MapReduceIndexerTool
MapReduceIndexerTool (MRIT) is a MapReduce batch job driver that takes a morphline and creates a set of Solr index shards from a set of input files and writes the indexes into HDFS or local FS in a flexible, scalable, and fault-tolerant manner. MRIT also supports merging the output shards into a set of live customer-facing Solr servers, typically a SolrCloud.

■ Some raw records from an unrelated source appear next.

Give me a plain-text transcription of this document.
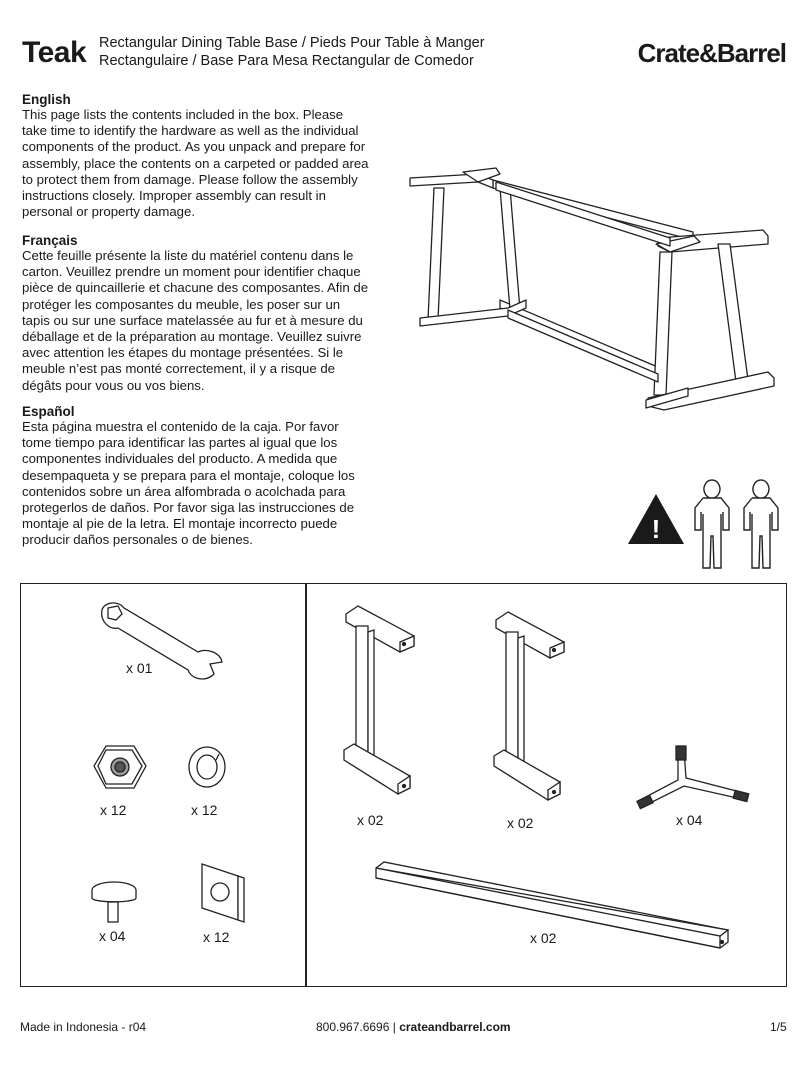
Teak Rectangular Dining Table Base / Pieds Pour Table à Manger
Rectangulaire / Base Para Mesa Rectangular de Comedor	Crate&Barrel
English
This page lists the contents included in the box. Please
take time to identify the hardware as well as the individual
components of the product. As you unpack and prepare for
assembly, place the contents on a carpeted or padded area
to protect them from damage. Please follow the assembly
instructions closely. Improper assembly can result in
personal or property damage.
Français
Cette feuille présente la liste du matériel contenu dans le
carton. Veuillez prendre un moment pour identifier chaque
pièce de quincaillerie et chacune des composantes. Afin de
protéger les composantes du meuble, les poser sur un
tapis ou sur une surface matelassée au fur et à mesure du
déballage et de la préparation au montage. Veuillez suivre
avec attention les étapes du montage présentées. Si le
meuble n’est pas monté correctement, il y a risque de
dégâts pour vous ou vos biens.
Español
Esta página muestra el contenido de la caja. Por favor
tome tiempo para identificar las partes al igual que los
componentes individuales del producto. A medida que
desempaqueta y se prepara para el montaje, coloque los
contenidos sobre un área alfombrada o acolchada para
protegerlos de daños. Por favor siga las instrucciones de
montaje al pie de la letra. El montaje incorrecto puede
producir daños personales o de bienes.	!
x 01
x 12	x 12
x 04	x 12
x 02	x 02	x 04
x 02
Made in Indonesia - r04	800.967.6696 | crateandbarrel.com	1/5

The indexer creates an offline index on HDFS in the output directory specified by the
        --output-dir parameter. If the --go-live parameter is
      specified, Solr merges the resulting offline index into the live running service. Thus, the
      Solr service must have read access to the contents of the output directory to complete the
        go-live step. In an environment with restrictive permissions, such as one with an
      HDFS umask of 077, the Solr user may not be able to read the contents of the newly created
      directory. To address this issue, the indexer automatically applies the HDFS ACLs to enable
      Solr to read the output directory contents. These ACLs are only applied if HDFS ACLs are
      enabled on the HDFS NameNode.
The indexer only makes ACL updates to the output directory and its contents. If the output directory's parent directories do not include the run permission, the Solr service is not able to access the output directory. Solr must have run permissions from standard permissions or ACLs on the parent directories of the output directory.